Scalable Scientific Data Management and Mining
Abstract
Management, storage, efficient access and analysis of 100's of GBs to 100's of TBs of data, that is likely to be generated and/or used in various phases of large-scale scientific experiments and simulations is a challenging tasks. Current data management and analysis techniques do not measure up to the challenges posed by such requirements in terms of performance, scalability, ease of use and interfaces. Tera-scale computing requires newer models and approaches to solving the problems in storing, retrieving, managing, sharing, visualizing, organizing and analyzing data at such a massive scale.
In this talk we will describe the research and development work being performed at Northwestern University to address the above problems. In particular, we will describe the architecture and implementation of a metadata management system which allows the user to store, analyze and use access patterns, relationships amongst data sets, data analysis and I/O optimizations for scientific applications. We will describe the use of automatic I/O optimization techniques that can be incorporated into applications in a seamless fashion. We will also briefly present data mining techniques and on-line parallel data mining for processing results from scientific simulations.
Bio of the Speaker
Alok Choudhary is currently professor in the Electrical and Computer Engineering Department and The Kellogg School of Management at Northwestern University since September. From 1989 to 1996 he was an a faculty in the ECE department at Syracuse University.
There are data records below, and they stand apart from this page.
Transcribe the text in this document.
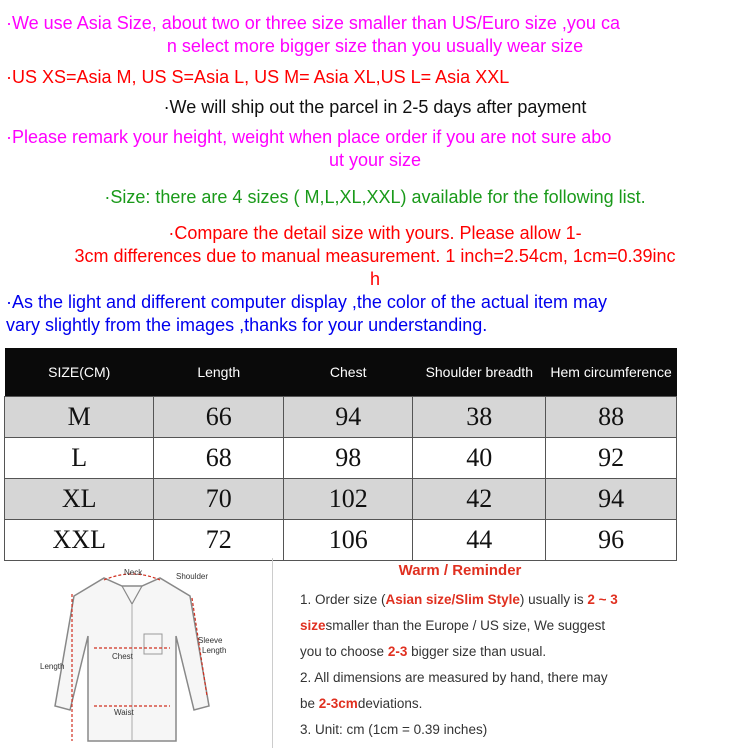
·We use Asia Size, about two or three size smaller than US/Euro size ,you ca

n select more bigger size than you usually wear size

·US XS=Asia M, US S=Asia L, US M= Asia XL,US L= Asia XXL

·We will ship out the parcel in 2-5 days after payment

·Please remark your height, weight when place order if you are not sure abo

ut your size

·Size: there are 4 sizes ( M,L,XL,XXL) available for the following list.

·Compare the detail size with yours. Please allow 1-

3cm differences due to manual measurement. 1 inch=2.54cm, 1cm=0.39inc

h

·As the light and different computer display ,the color of the actual item may

vary slightly from the images ,thanks for your understanding.

SIZE(CM)	Length	Chest	Shoulder breadth	Hem circumference
M	66	94	38	88
L	68	98	40	92
XL	70	102	42	94
XXL	72	106	44	96
Neck	Shoulder
Chest
Sleeve
Length
Length
Waist
Warm / Reminder

1. Order size (Asian size/Slim Style) usually is 2 ~ 3

sizesmaller than the Europe / US size, We suggest

you to choose 2-3 bigger size than usual.

2. All dimensions are measured by hand, there may

be 2-3cmdeviations.

3. Unit: cm (1cm = 0.39 inches)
Alok Choudhary received his Ph.D. from University of Illinois, Urbana-Champaign, in Electrical and Computer Engineering, in 1989 and an M.S. from University of Massachusetts, Amherst, in 1986.
He received the National Science Foundation's Young Investigator Award in 1993, an IEEE Engineering Foundation award and an IBM Faculty Development award. His main research interests are in high-performance computing and communication systems and their applications in many domains including information processing (e.g., data mining) and scientific computing (e.g., scientific discoveries). In particular, his interests lie in the design and evaluation of architectures and software systems (from system software such as runtime systems to compilers), high-performance servers, high-performance databases and input-output. He has published more than 250 papers in various journals and conferences in the above areas. He has also written a book and several book chapters on the above topics.